There's a void to fill when it comes to writing history for the mass media. I practically ended up writing full time history pieces toward the end of my career. I loved it, but I felt I got those stories by default because younger reporters failed to see the relevancy. I have a good deal to say about this in my book, which quotes an editor who used almost every history piece he could get. "Most readers know so little about history that these stories are news to them," the editor said. I think Carl Nolte's popular "native son" stories at the Chronicle are evidence of this.
It seems that today the journalistic collective memory doesn't go back even a few years. Why else would the New York Times run the aforementioned commentary when just five years ago religion was a key factor in the appointment of Supreme Court Justice Samuel Alito? Alito's Catholicism was important enough for the Associated Press' Rachel Zoll to write that for "the first time in U.S. history, five Roman Catholics, a majority, would be on the high court." Zoll led her story by saying that the appointment would end "more than 200 years of Protestant domination on the Supreme Court."

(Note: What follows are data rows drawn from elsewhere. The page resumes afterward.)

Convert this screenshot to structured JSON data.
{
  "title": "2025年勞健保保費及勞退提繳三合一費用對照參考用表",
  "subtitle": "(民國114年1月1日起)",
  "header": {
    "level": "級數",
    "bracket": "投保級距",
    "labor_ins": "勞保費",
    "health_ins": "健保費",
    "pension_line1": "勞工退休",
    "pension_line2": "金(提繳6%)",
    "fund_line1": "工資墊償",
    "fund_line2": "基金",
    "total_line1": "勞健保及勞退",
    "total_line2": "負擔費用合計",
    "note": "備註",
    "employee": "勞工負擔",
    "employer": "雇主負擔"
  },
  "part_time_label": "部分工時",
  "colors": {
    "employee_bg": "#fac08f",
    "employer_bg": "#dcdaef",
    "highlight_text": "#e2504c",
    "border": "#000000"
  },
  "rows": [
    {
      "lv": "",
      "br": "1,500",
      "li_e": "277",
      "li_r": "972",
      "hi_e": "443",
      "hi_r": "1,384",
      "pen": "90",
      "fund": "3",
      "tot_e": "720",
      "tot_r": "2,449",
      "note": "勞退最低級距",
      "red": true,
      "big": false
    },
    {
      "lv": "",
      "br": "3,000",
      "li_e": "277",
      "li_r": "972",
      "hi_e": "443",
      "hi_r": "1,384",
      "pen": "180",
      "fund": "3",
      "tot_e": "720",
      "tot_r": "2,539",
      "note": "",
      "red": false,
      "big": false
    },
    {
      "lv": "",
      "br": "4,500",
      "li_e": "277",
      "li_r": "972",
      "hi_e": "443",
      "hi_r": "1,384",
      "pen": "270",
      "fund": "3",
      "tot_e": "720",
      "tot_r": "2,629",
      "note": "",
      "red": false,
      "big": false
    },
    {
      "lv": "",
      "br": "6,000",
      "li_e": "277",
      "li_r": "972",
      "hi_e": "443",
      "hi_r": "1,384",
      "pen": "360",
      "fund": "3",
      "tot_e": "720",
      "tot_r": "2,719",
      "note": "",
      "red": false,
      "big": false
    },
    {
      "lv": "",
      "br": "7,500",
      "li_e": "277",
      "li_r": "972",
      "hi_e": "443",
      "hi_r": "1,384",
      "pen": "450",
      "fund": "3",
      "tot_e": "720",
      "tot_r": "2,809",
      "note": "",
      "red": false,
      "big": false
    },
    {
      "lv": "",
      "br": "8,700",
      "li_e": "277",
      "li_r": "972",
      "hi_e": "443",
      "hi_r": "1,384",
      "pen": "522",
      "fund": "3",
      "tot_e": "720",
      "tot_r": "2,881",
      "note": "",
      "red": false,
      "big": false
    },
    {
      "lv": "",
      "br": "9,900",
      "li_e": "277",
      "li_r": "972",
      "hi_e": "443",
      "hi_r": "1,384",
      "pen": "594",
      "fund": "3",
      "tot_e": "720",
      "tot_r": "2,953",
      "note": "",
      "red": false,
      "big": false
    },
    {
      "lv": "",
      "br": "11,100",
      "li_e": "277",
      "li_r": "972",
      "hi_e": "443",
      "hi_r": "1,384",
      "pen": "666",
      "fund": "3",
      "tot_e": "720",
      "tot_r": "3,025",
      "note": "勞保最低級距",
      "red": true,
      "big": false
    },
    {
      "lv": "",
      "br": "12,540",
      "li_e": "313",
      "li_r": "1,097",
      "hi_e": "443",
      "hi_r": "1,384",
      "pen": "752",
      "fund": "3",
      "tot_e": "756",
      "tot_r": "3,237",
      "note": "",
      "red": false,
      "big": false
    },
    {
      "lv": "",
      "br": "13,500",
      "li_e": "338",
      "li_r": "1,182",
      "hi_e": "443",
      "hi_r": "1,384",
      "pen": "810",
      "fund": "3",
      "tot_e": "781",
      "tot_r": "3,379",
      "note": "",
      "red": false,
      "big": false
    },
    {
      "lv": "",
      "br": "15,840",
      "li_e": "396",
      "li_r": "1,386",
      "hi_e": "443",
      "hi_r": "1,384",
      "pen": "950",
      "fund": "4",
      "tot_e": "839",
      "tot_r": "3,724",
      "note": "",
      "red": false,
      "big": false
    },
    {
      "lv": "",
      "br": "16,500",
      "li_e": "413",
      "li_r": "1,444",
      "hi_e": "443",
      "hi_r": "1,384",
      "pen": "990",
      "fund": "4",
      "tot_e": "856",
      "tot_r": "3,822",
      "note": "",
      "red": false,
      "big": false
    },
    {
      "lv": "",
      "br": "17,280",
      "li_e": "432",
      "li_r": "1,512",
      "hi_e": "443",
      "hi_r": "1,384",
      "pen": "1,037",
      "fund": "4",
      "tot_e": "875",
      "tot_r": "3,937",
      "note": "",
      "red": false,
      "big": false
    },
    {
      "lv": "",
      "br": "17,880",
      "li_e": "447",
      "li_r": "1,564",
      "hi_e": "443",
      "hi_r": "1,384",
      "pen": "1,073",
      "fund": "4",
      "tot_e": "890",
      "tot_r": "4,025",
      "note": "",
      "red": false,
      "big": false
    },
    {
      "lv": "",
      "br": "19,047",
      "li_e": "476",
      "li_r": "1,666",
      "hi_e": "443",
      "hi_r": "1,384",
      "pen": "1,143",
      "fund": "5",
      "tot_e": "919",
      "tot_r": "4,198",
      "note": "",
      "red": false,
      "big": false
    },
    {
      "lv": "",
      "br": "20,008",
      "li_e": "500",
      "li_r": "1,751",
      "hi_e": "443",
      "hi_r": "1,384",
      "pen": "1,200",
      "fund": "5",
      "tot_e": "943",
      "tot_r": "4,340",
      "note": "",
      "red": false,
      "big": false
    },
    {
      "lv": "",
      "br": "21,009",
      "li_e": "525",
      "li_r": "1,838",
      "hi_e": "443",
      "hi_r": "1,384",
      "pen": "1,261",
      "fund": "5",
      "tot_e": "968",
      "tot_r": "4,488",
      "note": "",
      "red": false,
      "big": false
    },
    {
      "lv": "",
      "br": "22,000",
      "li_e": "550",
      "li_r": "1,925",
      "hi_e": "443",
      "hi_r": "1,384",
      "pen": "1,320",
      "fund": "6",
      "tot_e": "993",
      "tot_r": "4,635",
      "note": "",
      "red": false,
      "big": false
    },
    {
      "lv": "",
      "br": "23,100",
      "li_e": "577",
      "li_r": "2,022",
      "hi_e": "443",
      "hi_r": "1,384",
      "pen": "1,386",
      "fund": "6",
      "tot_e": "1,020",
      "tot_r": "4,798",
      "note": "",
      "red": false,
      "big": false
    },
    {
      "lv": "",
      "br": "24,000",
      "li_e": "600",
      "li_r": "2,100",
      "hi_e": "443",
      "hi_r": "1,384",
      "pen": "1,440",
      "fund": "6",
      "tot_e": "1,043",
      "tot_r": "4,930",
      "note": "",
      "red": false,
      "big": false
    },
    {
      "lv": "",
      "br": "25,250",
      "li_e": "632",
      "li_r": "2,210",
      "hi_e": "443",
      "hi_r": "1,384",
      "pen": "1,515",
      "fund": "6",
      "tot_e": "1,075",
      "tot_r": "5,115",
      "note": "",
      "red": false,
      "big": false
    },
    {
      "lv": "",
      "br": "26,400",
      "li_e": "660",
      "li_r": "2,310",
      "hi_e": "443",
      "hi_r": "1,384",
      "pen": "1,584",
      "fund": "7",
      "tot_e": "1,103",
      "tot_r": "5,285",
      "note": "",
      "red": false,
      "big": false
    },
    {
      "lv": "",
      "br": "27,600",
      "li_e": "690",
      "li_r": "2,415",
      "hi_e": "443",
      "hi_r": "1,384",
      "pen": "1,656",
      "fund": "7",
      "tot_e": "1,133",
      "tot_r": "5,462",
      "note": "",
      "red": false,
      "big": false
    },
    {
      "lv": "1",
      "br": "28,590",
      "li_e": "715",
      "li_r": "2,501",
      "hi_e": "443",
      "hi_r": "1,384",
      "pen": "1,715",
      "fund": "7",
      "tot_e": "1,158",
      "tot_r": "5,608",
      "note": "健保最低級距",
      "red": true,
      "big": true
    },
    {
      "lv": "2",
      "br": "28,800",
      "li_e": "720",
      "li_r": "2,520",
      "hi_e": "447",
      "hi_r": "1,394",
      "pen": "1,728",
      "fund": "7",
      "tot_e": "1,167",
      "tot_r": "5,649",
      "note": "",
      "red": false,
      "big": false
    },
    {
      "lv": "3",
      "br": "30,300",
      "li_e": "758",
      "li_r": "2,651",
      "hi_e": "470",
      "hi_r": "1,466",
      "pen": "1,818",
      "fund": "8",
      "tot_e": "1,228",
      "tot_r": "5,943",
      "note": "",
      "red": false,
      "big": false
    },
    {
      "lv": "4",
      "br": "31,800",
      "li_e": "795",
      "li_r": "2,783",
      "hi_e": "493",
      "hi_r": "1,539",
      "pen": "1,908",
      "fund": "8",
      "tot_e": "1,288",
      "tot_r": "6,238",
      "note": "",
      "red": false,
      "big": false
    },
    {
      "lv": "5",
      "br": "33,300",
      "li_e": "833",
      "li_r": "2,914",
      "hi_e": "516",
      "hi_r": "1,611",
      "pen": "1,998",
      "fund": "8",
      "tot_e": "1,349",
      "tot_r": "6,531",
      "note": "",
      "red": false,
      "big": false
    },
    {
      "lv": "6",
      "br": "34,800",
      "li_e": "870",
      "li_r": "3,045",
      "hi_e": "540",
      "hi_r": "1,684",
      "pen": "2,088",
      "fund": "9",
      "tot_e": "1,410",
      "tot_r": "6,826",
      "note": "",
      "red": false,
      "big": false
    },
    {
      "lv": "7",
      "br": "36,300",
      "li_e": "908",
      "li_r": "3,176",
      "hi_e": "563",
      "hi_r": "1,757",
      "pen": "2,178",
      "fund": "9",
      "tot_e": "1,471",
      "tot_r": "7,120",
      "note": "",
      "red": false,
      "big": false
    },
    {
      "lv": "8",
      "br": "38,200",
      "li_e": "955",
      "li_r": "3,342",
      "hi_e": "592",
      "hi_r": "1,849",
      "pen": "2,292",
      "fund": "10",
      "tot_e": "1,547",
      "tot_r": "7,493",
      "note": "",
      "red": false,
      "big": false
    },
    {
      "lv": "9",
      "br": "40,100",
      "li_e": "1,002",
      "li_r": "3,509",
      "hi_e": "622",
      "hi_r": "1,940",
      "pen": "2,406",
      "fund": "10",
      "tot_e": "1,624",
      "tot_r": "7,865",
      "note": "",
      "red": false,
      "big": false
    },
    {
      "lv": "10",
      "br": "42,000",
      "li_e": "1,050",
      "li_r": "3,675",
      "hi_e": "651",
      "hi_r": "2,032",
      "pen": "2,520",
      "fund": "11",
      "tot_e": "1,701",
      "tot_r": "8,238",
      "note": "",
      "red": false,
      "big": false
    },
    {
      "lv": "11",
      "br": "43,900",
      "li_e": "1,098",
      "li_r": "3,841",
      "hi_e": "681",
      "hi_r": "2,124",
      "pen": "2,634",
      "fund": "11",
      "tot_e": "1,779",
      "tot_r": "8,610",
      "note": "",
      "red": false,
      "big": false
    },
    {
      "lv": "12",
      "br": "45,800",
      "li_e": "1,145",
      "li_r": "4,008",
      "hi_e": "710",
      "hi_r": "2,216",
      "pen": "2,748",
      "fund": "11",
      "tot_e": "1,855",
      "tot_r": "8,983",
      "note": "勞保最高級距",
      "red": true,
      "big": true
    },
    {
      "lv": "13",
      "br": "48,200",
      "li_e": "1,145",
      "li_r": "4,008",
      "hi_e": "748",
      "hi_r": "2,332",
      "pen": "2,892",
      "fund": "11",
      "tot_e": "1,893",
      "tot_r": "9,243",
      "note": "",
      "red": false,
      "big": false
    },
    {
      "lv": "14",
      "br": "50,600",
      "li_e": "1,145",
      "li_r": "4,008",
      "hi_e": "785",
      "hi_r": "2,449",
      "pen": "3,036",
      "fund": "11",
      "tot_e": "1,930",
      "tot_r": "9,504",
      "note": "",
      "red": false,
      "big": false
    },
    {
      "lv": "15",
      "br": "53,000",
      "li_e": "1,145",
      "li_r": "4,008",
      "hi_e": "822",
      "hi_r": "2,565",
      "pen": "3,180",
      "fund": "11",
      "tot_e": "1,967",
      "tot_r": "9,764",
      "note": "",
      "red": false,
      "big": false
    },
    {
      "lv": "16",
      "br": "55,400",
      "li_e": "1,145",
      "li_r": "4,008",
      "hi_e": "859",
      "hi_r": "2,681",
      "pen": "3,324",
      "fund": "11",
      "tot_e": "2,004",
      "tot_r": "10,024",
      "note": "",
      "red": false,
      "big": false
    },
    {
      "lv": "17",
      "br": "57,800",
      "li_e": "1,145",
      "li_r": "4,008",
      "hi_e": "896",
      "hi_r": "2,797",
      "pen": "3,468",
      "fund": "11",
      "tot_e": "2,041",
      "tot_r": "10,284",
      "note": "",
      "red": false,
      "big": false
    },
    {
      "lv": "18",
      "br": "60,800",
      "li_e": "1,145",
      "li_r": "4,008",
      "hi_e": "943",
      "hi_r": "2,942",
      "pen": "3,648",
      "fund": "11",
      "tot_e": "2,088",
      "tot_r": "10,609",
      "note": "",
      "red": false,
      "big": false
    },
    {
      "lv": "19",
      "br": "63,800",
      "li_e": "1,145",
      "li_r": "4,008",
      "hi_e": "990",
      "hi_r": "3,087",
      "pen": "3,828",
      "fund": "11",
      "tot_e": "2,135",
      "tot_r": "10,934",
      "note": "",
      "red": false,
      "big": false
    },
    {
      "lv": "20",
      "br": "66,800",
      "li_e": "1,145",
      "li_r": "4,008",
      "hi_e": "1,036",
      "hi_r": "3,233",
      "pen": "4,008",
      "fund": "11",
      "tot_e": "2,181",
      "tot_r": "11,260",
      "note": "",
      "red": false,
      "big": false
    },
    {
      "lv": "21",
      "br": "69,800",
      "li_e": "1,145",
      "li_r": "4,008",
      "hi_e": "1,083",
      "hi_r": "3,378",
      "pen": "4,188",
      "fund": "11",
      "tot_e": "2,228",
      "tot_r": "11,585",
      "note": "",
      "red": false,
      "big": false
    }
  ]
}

Eventually, such coverage was so persistent Alito took note of it in a speech to the Justinian Society, a law group. "There has been so much talk lately about the number of Catholics serving on the Supreme Court," he said. "This is one of those questions that does not die." He went on to complain about "respectable people who have seriously raised the questions in serious publications about whether these individuals could be trusted to do their jobs." Before Alito there was John Roberts. The Los Angeles Times even went after his wife with a piece headlined "Wife of Nominee Holds Strong Antiabortion Views."
Do I hear "double standard" and "liberal media?" I think there is far more involved and it's been evident since UPI became moribund decades ago. The AP was handed a virtual monopoly on the gathering and distribution of news. If the AP doesn't take note, as it did when Alito was picked, then the angle that didn't get used is the tree falling in the forest with no one around to hear. The situation is better now. The Internet has several blogs that reported on the limited definition of "diversity" in the mainstream coverage of Kagan. Some even wondered if there were any veterans on the court or asked why all justices graduates of Ivy League schools, which made "old school tie" more important than "old boys network."
I hope I live long enough to see an atheist named to the court. I want to see how the story is framed.